Tuesday, October 03, 2000

Man sues after 92 days in jail without trial




By Janice Morse
The Cincinnati Enquirer

        A federal lawsuit, filed Monday in Cincinnati, accuses six Butler County criminal justice officials of violating a Hamilton man's basic rights — to a lawyer, a speedy trial and others — by holding him in the county jail for 92 days without a trial.

        The lawsuit says Randy Field, 43, “was denied medication and adequate medical care and was forced to sleep on the floor of the jail,” counter to his civil rights and the U.S. Constitution's guaranteed protection against cruel and unusual punishment.

        Officials in June had to dismiss an aggravated arson charge against Mr. Field because he had been held without a trial longer than the 90 days Ohio law allows.

        Attorney Geoffrey P. Damon of Cincinnati, who filed the lawsuit on Mr. Field's behalf, seeks unspecified punitive damages.
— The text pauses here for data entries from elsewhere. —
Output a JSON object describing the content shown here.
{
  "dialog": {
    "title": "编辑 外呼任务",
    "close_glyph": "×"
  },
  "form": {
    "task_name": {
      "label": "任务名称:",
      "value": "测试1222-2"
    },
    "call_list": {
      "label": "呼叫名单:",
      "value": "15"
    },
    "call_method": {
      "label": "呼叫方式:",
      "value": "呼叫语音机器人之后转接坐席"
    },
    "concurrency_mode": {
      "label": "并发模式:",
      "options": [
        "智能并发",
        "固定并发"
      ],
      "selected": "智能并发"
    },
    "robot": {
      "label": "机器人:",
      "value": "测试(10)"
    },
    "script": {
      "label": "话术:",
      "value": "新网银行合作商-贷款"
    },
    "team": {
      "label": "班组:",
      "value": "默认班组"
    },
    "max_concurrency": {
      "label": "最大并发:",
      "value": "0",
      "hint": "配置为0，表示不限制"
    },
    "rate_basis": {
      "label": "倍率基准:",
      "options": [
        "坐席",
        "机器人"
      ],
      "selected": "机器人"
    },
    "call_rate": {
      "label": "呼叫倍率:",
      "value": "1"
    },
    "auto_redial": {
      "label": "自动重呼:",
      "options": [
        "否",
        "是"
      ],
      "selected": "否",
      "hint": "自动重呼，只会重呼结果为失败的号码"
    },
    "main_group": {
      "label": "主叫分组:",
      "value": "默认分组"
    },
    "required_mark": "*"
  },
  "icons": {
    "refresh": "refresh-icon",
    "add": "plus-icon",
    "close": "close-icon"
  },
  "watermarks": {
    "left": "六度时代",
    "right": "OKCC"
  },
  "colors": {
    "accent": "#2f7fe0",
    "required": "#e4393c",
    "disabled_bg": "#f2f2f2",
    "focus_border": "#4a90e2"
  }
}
        The defendants are: Sheriff Harold D. Gabbard; the estate of the ex-county Prosecutor John F. Holcomb; Clerk of Courts Cindy Carpenter; Dan Gattermeyer, current county prosecutor; Cindy Baker, administrator of the county Common Pleas Court; and Norman Lewis, county jail warden.

        Among the contentions in the lawsuit:

        • After Mr. Field was indicted under the misspelled name, “Randy Fields” in February, a blank, unsigned bond entry form was filed, “which, in effect, denied bond to Mr. Field.” That occurred in violation of a local court rule, the lawsuit says.

        • The court administrator failed to appoint an attorney for Mr. Field, who is indigent, “thereby denying (his) right to counsel.”

        • Mr. Field was scheduled to appear in court March 13 — although he had been provided with no notice that he was supposed to be there. And after he didn't show up, a warrant was issued for his arrest — and his bond, which had neither been set nor posted, was revoked and forfeited.

        At the time of Mr. Field's release, Mr. Holcomb had said the problems happened because Ms. Carpenter's office didn't notify him that Mr. Field was locked up.

        But Ms. Carpenter said Mr. Holcomb's office should have received at least 64 notices that Mr. Field was locked up: two “courtesy copies” of returns on arrest warrants faxed from her office and 62 inmate rosters. Such rosters are to be sent from the jail to the prosecutor's office each weekday.

        She said the prosecutor's office also has computer access to court records that would have indicated Mr. Field had been arrested and was awaiting court hearings.